A the end of 2006 (literally) I posted on "Faith in Free
Markets". Through the (free market) miracle that is Google, I
found a blog posting by Jeremy Hunsinger objecting to
the possibility of saying anything about free markets, since all
markets have interventions, saying:
I'd love to know where they found a free market to have
faith in. I've never seen one that wasn't structured, biased or
otherwise guaranteed by governmental or corporate
structures.
Unfortunately, this idea exhibits a profound lack of understanding
of economics. Jeremy isn't the only person to make this claim. A
quick Google search for "no such thing as a free market" finds this and this
and this which
agree 100% with Jeremy, and are equally wrong. Economists rarely
study anything by itself. Economics isn't the study of one thing; it
is the study of one thing versus another.
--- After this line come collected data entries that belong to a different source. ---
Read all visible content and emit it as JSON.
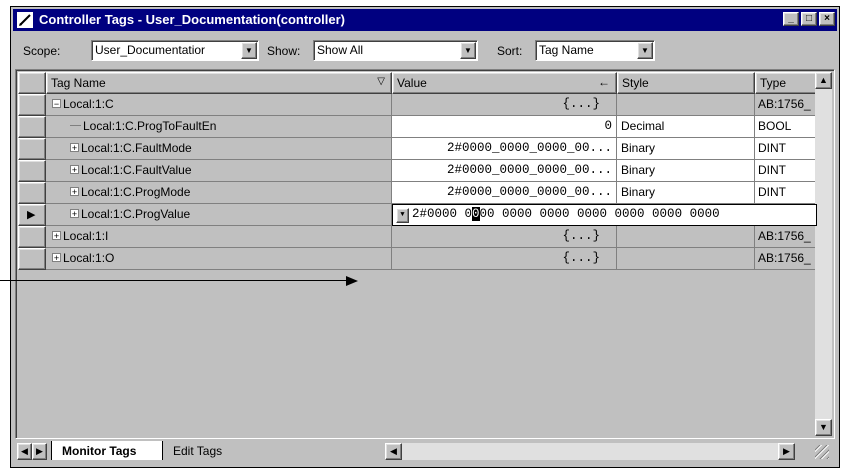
{
  "window": {
    "title": "Controller Tags - User_Documentation(controller)"
  },
  "toolbar": {
    "scope_label": "Scope:",
    "scope_value": "User_Documentatior",
    "show_label": "Show:",
    "show_value": "Show All",
    "sort_label": "Sort:",
    "sort_value": "Tag Name"
  },
  "grid": {
    "headers": {
      "tag_name": "Tag Name",
      "value": "Value",
      "style": "Style",
      "type": "Type"
    },
    "rows": [
      {
        "tag": "Local:1:C",
        "value": "{...}",
        "style": "",
        "type": "AB:1756_",
        "tree": "minus",
        "indent": 0
      },
      {
        "tag": "Local:1:C.ProgToFaultEn",
        "value": "0",
        "style": "Decimal",
        "type": "BOOL",
        "tree": "leaf",
        "indent": 1
      },
      {
        "tag": "Local:1:C.FaultMode",
        "value": "2#0000_0000_0000_00...",
        "style": "Binary",
        "type": "DINT",
        "tree": "plus",
        "indent": 1
      },
      {
        "tag": "Local:1:C.FaultValue",
        "value": "2#0000_0000_0000_00...",
        "style": "Binary",
        "type": "DINT",
        "tree": "plus",
        "indent": 1
      },
      {
        "tag": "Local:1:C.ProgMode",
        "value": "2#0000_0000_0000_00...",
        "style": "Binary",
        "type": "DINT",
        "tree": "plus",
        "indent": 1
      },
      {
        "tag": "Local:1:C.ProgValue",
        "value": "2#0000_0000_0000_0000_0000_0000_0000_0000",
        "style": "",
        "type": "",
        "tree": "plus",
        "indent": 1
      },
      {
        "tag": "Local:1:I",
        "value": "{...}",
        "style": "",
        "type": "AB:1756_",
        "tree": "plus",
        "indent": 0
      },
      {
        "tag": "Local:1:O",
        "value": "{...}",
        "style": "",
        "type": "AB:1756_",
        "tree": "plus",
        "indent": 0
      }
    ],
    "edit_value": {
      "before": "2#0000 0",
      "cursor": "0",
      "after": "00 0000 0000 0000 0000 0000 0000"
    }
  },
  "tabs": {
    "monitor": "Monitor Tags",
    "edit": "Edit Tags"
  },
  "colors": {
    "title_bar": "#000080",
    "face": "#c0c0c0"
  }
}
Economists try to figure
out what you'll give up of one thing in order to get another, and
why.
There's no point to objecting to advocacy for free markets by
pointing out there is no pure free market, free of any coercive
influence. We can compare more-free markets to less free markets, and
decide which ones we like. If we like more-free markets, then we
advocate for free markets, all the while realizing that the people who
like less free markets will prevent us from having a completely free
market.
It's not about free markets. It's about free-er markets.